A partir du modèle de la visite "en urgence", le cadre des soins non programmés s'est développé. Que le lieu de l'acte soin passe du domicile à un lieu de consultation en établissement public ou privé change peu de chose dans les principes. Ces différentes formes d'exercices ont bien sûr donné lieu à des organisations professionnelles ad hoc défendant leurs spécificités et intérêts propres. Même le statut de remplaçant, novice en formation ou jeune diplômé, n'est plus revendiqué comme une étape transitoire, mais comme un état durable, voire permanent, mais aussi comme modèle d'identification professionnelle. La fonction de formateur de MSU, maitre de Stage Universitaire (ex-appellation des maitres de Stages). est maintenant aussi revendiquée.

Il y a pourtant là une confusion des genres et une méconnaissance majeure des concepts théoriques indissociables de la médecine générale en tant que discipline et en tant que pratique. Quelle que soit la définition de la médecine générale, elle s'articule dans l'instant et dans la durée autour de la médecine de la personne avec ses composantes de soins primaires, de soins continus, de soins personnels, de soins familiaux et de soins communautaires. La position du médecin "urgentiste" comme celle du remplaçant répond peu à ces critères et caractéristiques. De façon plus grave cette confusion traduit la perte de sens du médecin lui-même des déterminants des sciences humaines qui sous-tendent la demande de soins et d'aide comme les interactions soignant-soigné.

Il est donc préoccupant sur le fond de voir ces professionnels et leurs organisations respectives revendiquer de façon inappropriée une place de modèle d'indentification professionnelle en médecine générale. De surcroit ces cadres d'exercice particuliers répondent souvent à des désirs et des demandes des patients et des professionnels qui ne sont pas pour autant systématiquement des besoins de santé...

Ces visions ponctuelles des réponses médicales sont également en contradiction avec les besoins de continuité et de personnalisation des soins curatifs et préventifs renforcés par les polypathologies et maladies chroniques. Ces approches parcellaires limitent à l' extrême la personnalisation des soins et l'engagement du professionnel dans une relation de médecine générale. Les notions d'alliance thérapeutique ou de compagnie d'investissement mutuelle selon BALINT sont structurellement mises en difficulté, notamment du fait de la dilution de la responsabilité entre ces intervenants ponctuels et les autres intervenants généralistes ou non.

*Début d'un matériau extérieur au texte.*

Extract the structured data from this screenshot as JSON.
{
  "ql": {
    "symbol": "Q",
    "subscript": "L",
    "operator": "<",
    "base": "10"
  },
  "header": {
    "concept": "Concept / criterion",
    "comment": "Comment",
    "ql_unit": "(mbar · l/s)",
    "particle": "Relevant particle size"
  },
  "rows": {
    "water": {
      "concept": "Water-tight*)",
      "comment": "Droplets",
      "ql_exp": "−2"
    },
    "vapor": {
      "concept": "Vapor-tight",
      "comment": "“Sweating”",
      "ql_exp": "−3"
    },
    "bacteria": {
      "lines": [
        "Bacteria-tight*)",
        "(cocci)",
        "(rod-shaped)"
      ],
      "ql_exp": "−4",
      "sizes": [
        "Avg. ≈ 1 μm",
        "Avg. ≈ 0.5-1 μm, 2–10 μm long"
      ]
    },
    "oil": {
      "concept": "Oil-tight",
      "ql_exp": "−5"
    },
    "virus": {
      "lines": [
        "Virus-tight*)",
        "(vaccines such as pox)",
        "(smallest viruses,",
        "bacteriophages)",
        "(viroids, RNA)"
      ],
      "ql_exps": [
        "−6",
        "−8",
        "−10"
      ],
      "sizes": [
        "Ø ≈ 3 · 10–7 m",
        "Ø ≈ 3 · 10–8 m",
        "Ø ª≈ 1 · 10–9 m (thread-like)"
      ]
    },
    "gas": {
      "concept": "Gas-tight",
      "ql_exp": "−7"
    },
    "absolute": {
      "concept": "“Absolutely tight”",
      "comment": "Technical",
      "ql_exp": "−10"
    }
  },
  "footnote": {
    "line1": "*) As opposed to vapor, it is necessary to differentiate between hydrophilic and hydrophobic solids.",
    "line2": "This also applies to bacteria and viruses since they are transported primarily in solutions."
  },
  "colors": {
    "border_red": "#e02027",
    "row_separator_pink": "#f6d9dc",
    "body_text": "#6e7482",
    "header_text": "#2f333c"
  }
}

Les études internationales sur les modalités de soins souhaitées des usagers attestent du besoin de répondre en priorité à deux logiques prioritaires : la continuité relationnelle et la continuité informationnelle pour satisfaire aux objectifs d'une médecine personnalisée et coordonnée par un médecin généraliste traitant. Dans ces conditions, le modèle d'identification professionnelle du médecin interchangeable est d'abord pour la médecine générale un anti-modèle.

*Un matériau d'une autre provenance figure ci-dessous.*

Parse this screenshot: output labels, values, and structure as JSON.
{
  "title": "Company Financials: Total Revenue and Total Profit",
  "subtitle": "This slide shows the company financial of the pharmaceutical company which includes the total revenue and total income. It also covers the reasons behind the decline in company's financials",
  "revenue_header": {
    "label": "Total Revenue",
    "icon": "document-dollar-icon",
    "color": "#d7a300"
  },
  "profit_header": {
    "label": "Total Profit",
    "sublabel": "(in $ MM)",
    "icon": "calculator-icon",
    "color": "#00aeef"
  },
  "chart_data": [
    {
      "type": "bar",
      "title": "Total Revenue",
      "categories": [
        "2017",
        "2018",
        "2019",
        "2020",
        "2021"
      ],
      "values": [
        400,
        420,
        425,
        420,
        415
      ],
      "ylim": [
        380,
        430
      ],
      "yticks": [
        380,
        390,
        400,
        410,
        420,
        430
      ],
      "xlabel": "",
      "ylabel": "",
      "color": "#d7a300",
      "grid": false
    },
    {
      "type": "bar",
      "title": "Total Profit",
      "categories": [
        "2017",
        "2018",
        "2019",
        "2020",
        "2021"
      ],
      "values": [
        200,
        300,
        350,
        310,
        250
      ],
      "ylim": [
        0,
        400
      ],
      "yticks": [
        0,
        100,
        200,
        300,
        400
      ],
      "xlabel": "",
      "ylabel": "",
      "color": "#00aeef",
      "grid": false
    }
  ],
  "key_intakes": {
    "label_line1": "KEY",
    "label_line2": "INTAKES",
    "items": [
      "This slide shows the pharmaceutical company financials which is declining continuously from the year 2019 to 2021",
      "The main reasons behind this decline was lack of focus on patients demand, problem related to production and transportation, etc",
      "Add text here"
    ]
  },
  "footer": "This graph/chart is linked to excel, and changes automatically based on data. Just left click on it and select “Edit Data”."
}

Si sur le marché de la santé, ces offres alternatives professionnelles constituent des "niches" spécifiques possibles, ces cadres parcellaires de "dépannage" ne peuvent être des modèles d'identification des pratiques recommandées en médecine générale et en soins primaires. Cela ne limite en rien le fait que dans le cadre restreint qui est le leur, ces formes d'exercice puissent être ponctuellement utiles, nécessaires et...interchangeables.

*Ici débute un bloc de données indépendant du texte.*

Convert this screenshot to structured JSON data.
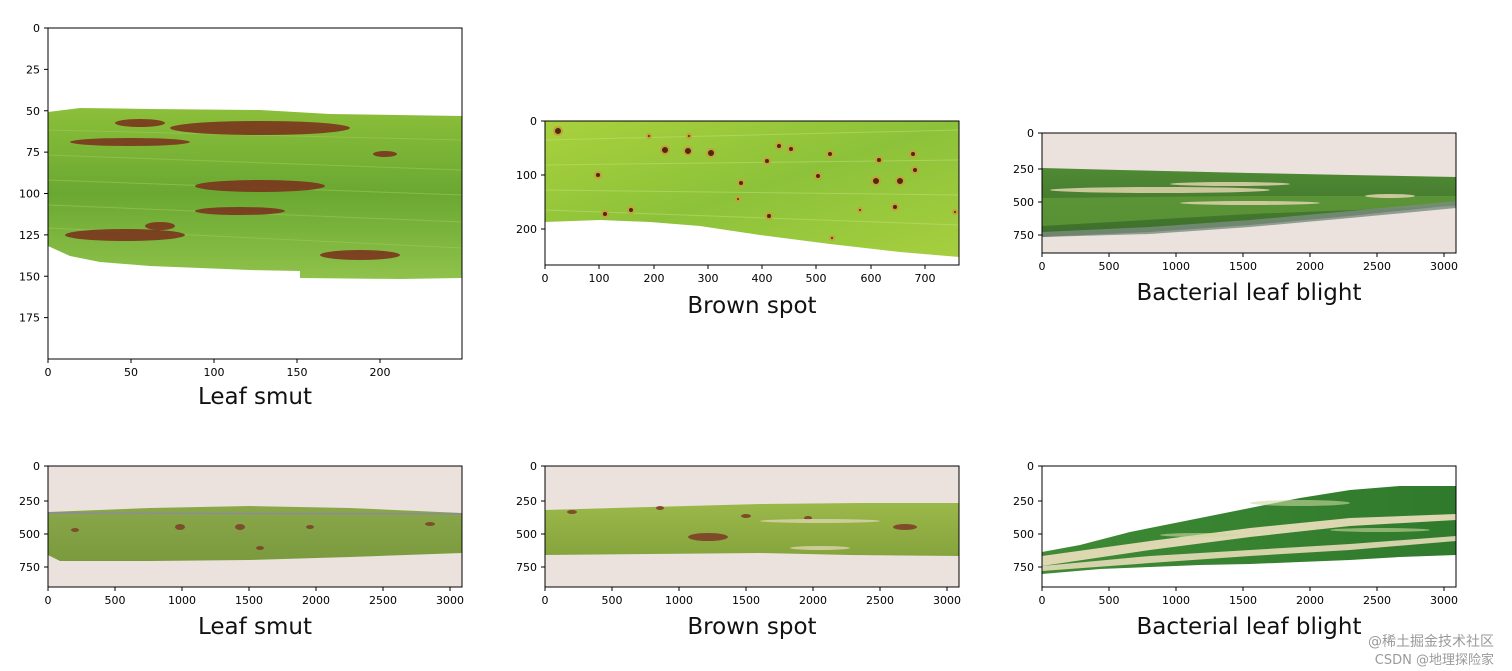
{
  "panels": [
    {
      "title": "Leaf smut",
      "image": "leaf-smut-close-up",
      "xticks": [
        "0",
        "50",
        "100",
        "150",
        "200"
      ],
      "yticks": [
        "0",
        "25",
        "50",
        "75",
        "100",
        "125",
        "150",
        "175"
      ]
    },
    {
      "title": "Brown spot",
      "image": "brown-spot-close-up",
      "xticks": [
        "0",
        "100",
        "200",
        "300",
        "400",
        "500",
        "600",
        "700"
      ],
      "yticks": [
        "0",
        "100",
        "200"
      ]
    },
    {
      "title": "Bacterial leaf blight",
      "image": "bacterial-leaf-blight-dark-leaf",
      "xticks": [
        "0",
        "500",
        "1000",
        "1500",
        "2000",
        "2500",
        "3000"
      ],
      "yticks": [
        "0",
        "250",
        "500",
        "750"
      ]
    },
    {
      "title": "Leaf smut",
      "image": "leaf-smut-whole-leaf",
      "xticks": [
        "0",
        "500",
        "1000",
        "1500",
        "2000",
        "2500",
        "3000"
      ],
      "yticks": [
        "0",
        "250",
        "500",
        "750"
      ]
    },
    {
      "title": "Brown spot",
      "image": "brown-spot-whole-leaf",
      "xticks": [
        "0",
        "500",
        "1000",
        "1500",
        "2000",
        "2500",
        "3000"
      ],
      "yticks": [
        "0",
        "250",
        "500",
        "750"
      ]
    },
    {
      "title": "Bacterial leaf blight",
      "image": "bacterial-leaf-blight-whole-leaf",
      "xticks": [
        "0",
        "500",
        "1000",
        "1500",
        "2000",
        "2500",
        "3000"
      ],
      "yticks": [
        "0",
        "250",
        "500",
        "750"
      ]
    }
  ],
  "watermark": {
    "line1": "@稀土掘金技术社区",
    "line2": "CSDN @地理探险家"
  }
}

Mais elles ne doivent pas donner lieu à une confusion sociale et médicale persistante, voire accrue sur la nature et le niveau des soins concernés, les formations, missions et fonctions respectives spécifiques des acteurs. Une telle situation réduirait plus encore la lisibilité, la pertinence et l'efficience de l'usage de l'ensemble du système de soins et de santé et surtout de la qualité de soins.